Unfortunately, we live in a universe in which some components of the human brain stop working but do not stop overall brain function. The technical names for these components are “common sense”, “higher reasoning” and “grip on reality”. Bill English’s budget is an assault on all of these. The Government is manufacturing a positive ending in the same way reality TV producers do. “It’s a kind of magic,” National is singing through Auto-Tune in our karaoke parliament, “There can be only one.”

Wednesday, May 4, 2011

New Zealand's best unknown poet?

Last week I stumbled upon something extraordinary in the Ellerslie Book Exchange. This fine establishment always rewards the patient browser, and as I scanned the NZ poetry shelf my eye was drawn to a thin duodecimo volume clad in worn red leather. My first thought was that I was in the presence of an errant copy of the little red book, Quotations from Chairman Mao. As a fumbling undergraduate I had bought this atrocity because I was under the impression that reading it was vital if one wanted to know what the “C” word was all about. My faith in the book’s seminality was so strong that I didn’t even flick through it before purchase, and it was only on dipping into it at home that I realized that it had been written by a man who made Baron Munchausen look like Honest Abe. Here, for example, is Mao on the masses:

To link oneself with the masses, one must act in accordance with the needs and wishes of the masses . . . It often happens that objectively the masses need a certain change, but subjectively they are not yet conscious of the need, not yet willing or determined to make the change. In such cases, we should wait patiently . . .

                              “The United Front in Cultural Work” (30 October 1944)

Mao presumably felt he was acting in accordance with the needs and wishes of the masses when he orchestrated the deaths of roughly 55 million of them during his regime. Wait patiently indeed.

My historical relations with little red books not being what you might call cordial, it was with some relief that I found that the diminutive spine of the one in front of me read “I.A.M. POEMS”. And indeed it was.

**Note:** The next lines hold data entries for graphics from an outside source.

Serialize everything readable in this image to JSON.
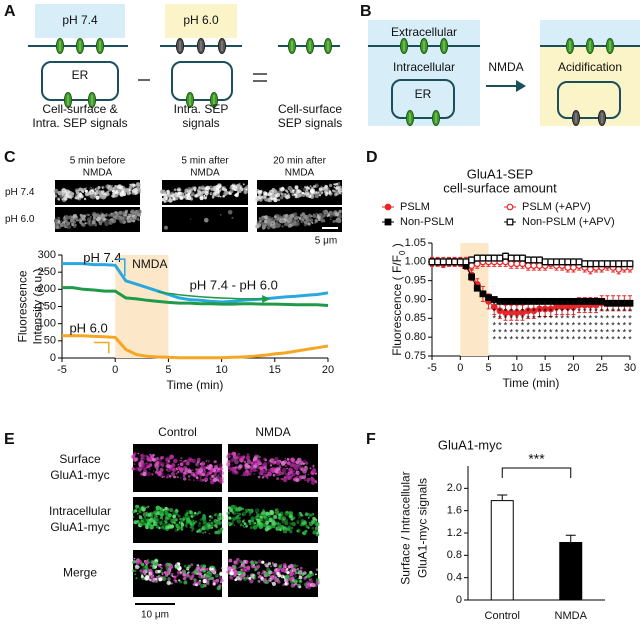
{
  "panel_labels": [
    "A",
    "B",
    "C",
    "D",
    "E",
    "F"
  ],
  "panel_a": {
    "ph_high": "pH 7.4",
    "ph_low": "pH 6.0",
    "er": "ER",
    "captions": [
      [
        "Cell-surface &",
        "Intra. SEP signals"
      ],
      [
        "Intra. SEP",
        "signals"
      ],
      [
        "Cell-surface",
        "SEP signals"
      ]
    ]
  },
  "panel_b": {
    "extracellular": "Extracellular",
    "intracellular": "Intracellular",
    "er": "ER",
    "arrow_label": "NMDA",
    "acidification": "Acidification"
  },
  "panel_c_images": {
    "columns": [
      [
        "5 min before",
        "NMDA"
      ],
      [
        "5 min after",
        "NMDA"
      ],
      [
        "20 min after",
        "NMDA"
      ]
    ],
    "rows": [
      "pH 7.4",
      "pH 6.0"
    ],
    "scale_bar": "5 μm"
  },
  "panel_e": {
    "columns": [
      "Control",
      "NMDA"
    ],
    "rows": [
      [
        "Surface",
        "GluA1-myc"
      ],
      [
        "Intracellular",
        "GluA1-myc"
      ],
      [
        "Merge"
      ]
    ],
    "scale_bar": "10 μm"
  },
  "chart_data": [
    {
      "type": "line",
      "xlabel": "Time (min)",
      "ylabel": [
        "Fluorescence",
        "Intensity (a.u.)"
      ],
      "x": [
        -5,
        -4,
        -3,
        -2,
        -1,
        0,
        1,
        2,
        3,
        4,
        5,
        6,
        7,
        8,
        9,
        10,
        11,
        12,
        13,
        14,
        15,
        16,
        17,
        18,
        19,
        20
      ],
      "xlim": [
        -5,
        20
      ],
      "xticks": [
        -5,
        0,
        5,
        10,
        15,
        20
      ],
      "ylim": [
        0,
        300
      ],
      "yticks": [
        0,
        50,
        100,
        150,
        200,
        250,
        300
      ],
      "shade": {
        "x": [
          0,
          5
        ],
        "label": "NMDA",
        "color": "#fde7c9",
        "label_color": "#f5a623"
      },
      "series": [
        {
          "name": "pH 7.4",
          "color": "#29a8e0",
          "values": [
            275,
            275,
            275,
            272,
            272,
            270,
            225,
            215,
            205,
            195,
            185,
            175,
            170,
            168,
            165,
            163,
            165,
            168,
            170,
            172,
            175,
            178,
            180,
            183,
            185,
            190
          ]
        },
        {
          "name": "pH 7.4 - pH 6.0",
          "color": "#1f9a48",
          "values": [
            205,
            205,
            200,
            198,
            195,
            195,
            175,
            172,
            168,
            165,
            162,
            160,
            160,
            158,
            158,
            157,
            157,
            158,
            158,
            157,
            157,
            156,
            155,
            155,
            155,
            153
          ]
        },
        {
          "name": "pH 6.0",
          "color": "#f5a623",
          "values": [
            65,
            65,
            65,
            63,
            62,
            60,
            25,
            10,
            5,
            3,
            2,
            1,
            1,
            1,
            1,
            1,
            2,
            3,
            5,
            8,
            12,
            15,
            20,
            25,
            30,
            35
          ]
        }
      ]
    },
    {
      "type": "errorline",
      "title": [
        "GluA1-SEP",
        "cell-surface amount"
      ],
      "xlabel": "Time (min)",
      "ylabel": [
        "Fluorescence ( F/F",
        "0",
        " )"
      ],
      "x": [
        -5,
        -4,
        -3,
        -2,
        -1,
        0,
        1,
        2,
        3,
        4,
        5,
        6,
        7,
        8,
        9,
        10,
        11,
        12,
        13,
        14,
        15,
        16,
        17,
        18,
        19,
        20,
        21,
        22,
        23,
        24,
        25,
        26,
        27,
        28,
        29,
        30
      ],
      "xlim": [
        -5,
        30
      ],
      "xticks": [
        -5,
        0,
        5,
        10,
        15,
        20,
        25,
        30
      ],
      "ylim": [
        0.75,
        1.05
      ],
      "yticks": [
        0.75,
        {
          "value": 0.8,
          "label": "0.80"
        },
        0.85,
        {
          "value": 0.9,
          "label": "0.90"
        },
        0.95,
        {
          "value": 1,
          "label": "1.00"
        },
        1.05
      ],
      "shade": {
        "x": [
          0,
          5
        ],
        "color": "#fde7c9"
      },
      "legend": "top",
      "significance": {
        "label": "*",
        "xlim": [
          6,
          30
        ]
      },
      "series": [
        {
          "name": "PSLM",
          "color": "#e8262a",
          "marker": "circle",
          "filled": true,
          "values": [
            1,
            1,
            0.995,
            1,
            1,
            1,
            0.99,
            0.965,
            0.94,
            0.915,
            0.895,
            0.88,
            0.87,
            0.865,
            0.865,
            0.865,
            0.865,
            0.87,
            0.87,
            0.875,
            0.875,
            0.875,
            0.88,
            0.88,
            0.88,
            0.88,
            0.885,
            0.885,
            0.885,
            0.885,
            0.89,
            0.89,
            0.89,
            0.89,
            0.89,
            0.89
          ],
          "errors": [
            0.01,
            0.01,
            0.01,
            0.01,
            0.01,
            0.01,
            0.01,
            0.015,
            0.015,
            0.02,
            0.02,
            0.02,
            0.02,
            0.02,
            0.02,
            0.02,
            0.02,
            0.02,
            0.02,
            0.02,
            0.02,
            0.02,
            0.02,
            0.02,
            0.02,
            0.02,
            0.02,
            0.02,
            0.02,
            0.02,
            0.02,
            0.02,
            0.02,
            0.02,
            0.02,
            0.02
          ]
        },
        {
          "name": "PSLM (+APV)",
          "color": "#e8262a",
          "marker": "circle",
          "filled": false,
          "values": [
            1,
            1,
            1,
            1,
            1,
            1,
            1,
            0.99,
            0.995,
            1,
            1,
            1,
            1,
            1,
            0.995,
            0.995,
            0.995,
            0.99,
            0.99,
            0.99,
            0.99,
            0.995,
            0.99,
            0.99,
            0.985,
            0.985,
            0.99,
            0.985,
            0.98,
            0.985,
            0.985,
            0.99,
            0.985,
            0.98,
            0.985,
            0.985
          ],
          "errors": [
            0.012,
            0.012,
            0.012,
            0.012,
            0.012,
            0.012,
            0.012,
            0.012,
            0.012,
            0.012,
            0.012,
            0.012,
            0.012,
            0.012,
            0.012,
            0.012,
            0.012,
            0.012,
            0.012,
            0.012,
            0.012,
            0.012,
            0.012,
            0.012,
            0.012,
            0.012,
            0.012,
            0.012,
            0.012,
            0.012,
            0.012,
            0.012,
            0.012,
            0.012,
            0.012,
            0.012
          ]
        },
        {
          "name": "Non-PSLM",
          "color": "#000000",
          "marker": "square",
          "filled": true,
          "values": [
            1,
            1,
            1,
            1,
            1,
            1,
            0.99,
            0.96,
            0.93,
            0.915,
            0.905,
            0.9,
            0.895,
            0.895,
            0.895,
            0.895,
            0.895,
            0.895,
            0.895,
            0.895,
            0.895,
            0.895,
            0.895,
            0.895,
            0.895,
            0.895,
            0.895,
            0.895,
            0.895,
            0.895,
            0.895,
            0.89,
            0.89,
            0.89,
            0.89,
            0.89
          ],
          "errors": [
            0.006,
            0.006,
            0.006,
            0.006,
            0.006,
            0.006,
            0.006,
            0.006,
            0.006,
            0.006,
            0.006,
            0.006,
            0.006,
            0.006,
            0.006,
            0.006,
            0.006,
            0.006,
            0.006,
            0.006,
            0.006,
            0.006,
            0.006,
            0.006,
            0.006,
            0.006,
            0.006,
            0.006,
            0.006,
            0.006,
            0.006,
            0.006,
            0.006,
            0.006,
            0.006,
            0.006
          ]
        },
        {
          "name": "Non-PSLM (+APV)",
          "color": "#000000",
          "marker": "square",
          "filled": false,
          "values": [
            1,
            1,
            1,
            1,
            1,
            1,
            1,
            1.005,
            1.01,
            1.01,
            1.01,
            1.01,
            1.01,
            1.015,
            1.01,
            1.01,
            1.01,
            1.005,
            1.005,
            1.005,
            1,
            1,
            1,
            1,
            1,
            1,
            1,
            0.995,
            0.995,
            0.995,
            0.995,
            0.995,
            0.995,
            0.995,
            0.995,
            0.995
          ],
          "errors": [
            0.008,
            0.008,
            0.008,
            0.008,
            0.008,
            0.008,
            0.008,
            0.008,
            0.008,
            0.008,
            0.008,
            0.008,
            0.008,
            0.008,
            0.008,
            0.008,
            0.008,
            0.008,
            0.008,
            0.008,
            0.008,
            0.008,
            0.008,
            0.008,
            0.008,
            0.008,
            0.008,
            0.008,
            0.008,
            0.008,
            0.008,
            0.008,
            0.008,
            0.008,
            0.008,
            0.008
          ]
        }
      ]
    },
    {
      "type": "bar",
      "title": "GluA1-myc",
      "ylabel": [
        "Surface / Intracellular",
        "GluA1-myc signals"
      ],
      "categories": [
        "Control",
        "NMDA"
      ],
      "values": [
        1.78,
        1.03
      ],
      "errors": [
        0.1,
        0.13
      ],
      "colors": [
        "#ffffff",
        "#000000"
      ],
      "ylim": [
        0,
        2.4
      ],
      "yticks": [
        0,
        0.4,
        0.8,
        1.2,
        1.6,
        {
          "value": 2,
          "label": "2.0"
        }
      ],
      "significance": "***"
    }
  ]
}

“I.A.M.”, I learned upon opening the volume, stood for Imogen Amelia Marsh. The book was a collection of her poetry and had been printed in Hawera in 1951. No publisher was given and the printing and binding had a very bespoke look about them. Underneath the year, set in smaller type, appeared “3 of 10”, which convinced me that the book in my hands was one of an edition of only ten, and that it had been privately printed and bound, possibly at the instigation of I.A.M. herself.

How did this 60-year-old little-read red book from Hawera come to be in the Ellerslie Book Exchange? Who was I.A.M.? What was her poetry like? Of these questions only the last seemed to be in any way immediately answerable, and so I licked the old index finger, turned over the title page, and was confronted with this:

"The End of Nothing"

The leaves fell like so many lead balloons
That autumn; his crime of the century,
His litany of lies, left truth marooned
Like the naked trees in a leafy sea.
She didn’t need spring to feel creative,
She made a papier-mâché effigy,
His happy smiling face looked elated
Atop a pyre of leaves. The liturgy
Of his poems she then glued to his skin.
The flames rose, destroying his lying art,
His words changed into confessions of sin,
The sweated nothings grunted to his tart.
She left him forever, to die and smoulder;
A leaf landed unfelt on her cold shoulder.

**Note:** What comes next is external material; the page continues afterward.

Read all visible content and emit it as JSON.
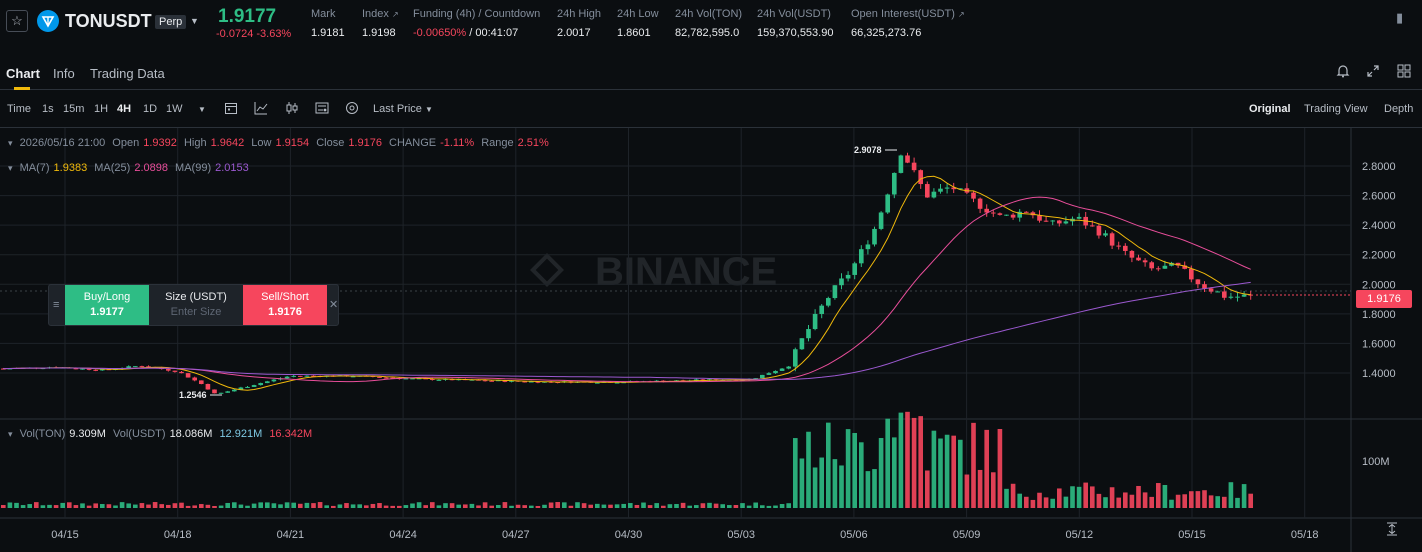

It was in sonnet form, yes, but it was a sort of anti-sonnet. Sonnets of course were originally written by a man to a woman and sang the praises of the addressee in the hope that they she would admit the man into her favour, as it were.

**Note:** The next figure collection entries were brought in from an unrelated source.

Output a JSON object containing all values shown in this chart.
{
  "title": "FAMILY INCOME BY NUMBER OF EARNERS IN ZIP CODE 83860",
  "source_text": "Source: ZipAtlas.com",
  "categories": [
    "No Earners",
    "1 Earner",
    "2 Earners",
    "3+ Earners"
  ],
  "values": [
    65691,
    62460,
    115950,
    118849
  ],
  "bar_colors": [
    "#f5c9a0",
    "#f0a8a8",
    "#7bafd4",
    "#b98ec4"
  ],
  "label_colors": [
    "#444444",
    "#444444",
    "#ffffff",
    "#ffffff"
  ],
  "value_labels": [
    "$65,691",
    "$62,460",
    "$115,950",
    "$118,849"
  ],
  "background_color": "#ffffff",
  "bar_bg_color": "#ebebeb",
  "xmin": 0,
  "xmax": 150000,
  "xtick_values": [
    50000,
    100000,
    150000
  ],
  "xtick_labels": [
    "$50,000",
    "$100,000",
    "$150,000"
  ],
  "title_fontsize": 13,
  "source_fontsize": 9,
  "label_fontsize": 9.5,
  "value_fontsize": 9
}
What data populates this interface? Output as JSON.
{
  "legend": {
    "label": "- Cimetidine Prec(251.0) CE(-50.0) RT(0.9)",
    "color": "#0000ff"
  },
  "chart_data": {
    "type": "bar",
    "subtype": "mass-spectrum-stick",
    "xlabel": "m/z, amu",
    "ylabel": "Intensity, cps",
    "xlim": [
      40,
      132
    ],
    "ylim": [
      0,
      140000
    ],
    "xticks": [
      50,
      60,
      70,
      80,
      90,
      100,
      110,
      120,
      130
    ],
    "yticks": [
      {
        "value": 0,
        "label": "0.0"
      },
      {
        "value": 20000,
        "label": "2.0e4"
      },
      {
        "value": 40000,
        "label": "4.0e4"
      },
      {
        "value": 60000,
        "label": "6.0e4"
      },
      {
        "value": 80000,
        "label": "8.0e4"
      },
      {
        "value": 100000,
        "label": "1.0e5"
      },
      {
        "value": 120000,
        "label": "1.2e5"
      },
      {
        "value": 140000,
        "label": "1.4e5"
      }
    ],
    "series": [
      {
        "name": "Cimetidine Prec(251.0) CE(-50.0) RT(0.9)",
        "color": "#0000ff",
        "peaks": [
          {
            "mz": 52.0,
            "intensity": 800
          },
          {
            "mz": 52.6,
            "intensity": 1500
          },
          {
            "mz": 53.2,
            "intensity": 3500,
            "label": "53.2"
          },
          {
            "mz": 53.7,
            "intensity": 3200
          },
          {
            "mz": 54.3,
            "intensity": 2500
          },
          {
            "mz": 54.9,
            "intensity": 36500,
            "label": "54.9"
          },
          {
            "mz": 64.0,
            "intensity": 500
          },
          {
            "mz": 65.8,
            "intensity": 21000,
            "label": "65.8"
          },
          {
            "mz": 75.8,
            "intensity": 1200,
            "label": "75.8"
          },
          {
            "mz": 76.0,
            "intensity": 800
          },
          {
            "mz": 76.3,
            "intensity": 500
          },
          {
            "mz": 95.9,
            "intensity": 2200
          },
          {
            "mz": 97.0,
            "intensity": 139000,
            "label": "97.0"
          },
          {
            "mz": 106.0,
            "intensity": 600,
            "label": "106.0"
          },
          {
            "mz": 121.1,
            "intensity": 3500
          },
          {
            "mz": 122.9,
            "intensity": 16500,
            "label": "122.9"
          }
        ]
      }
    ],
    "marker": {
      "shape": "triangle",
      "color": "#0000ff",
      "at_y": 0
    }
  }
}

I will not record any more of my own reactions to “The End of Nothing” at this juncture. Instead, I’d like to ask my sextet of loyal readers what they think of the poem. I am currently pursuing all avenues in an effort to find out more about I.A.M., and will of course post any details as they come to hand. Should “The End of Nothing” be considered the start of something by you, dear readers, more of I.A.M.’s poetry will follow.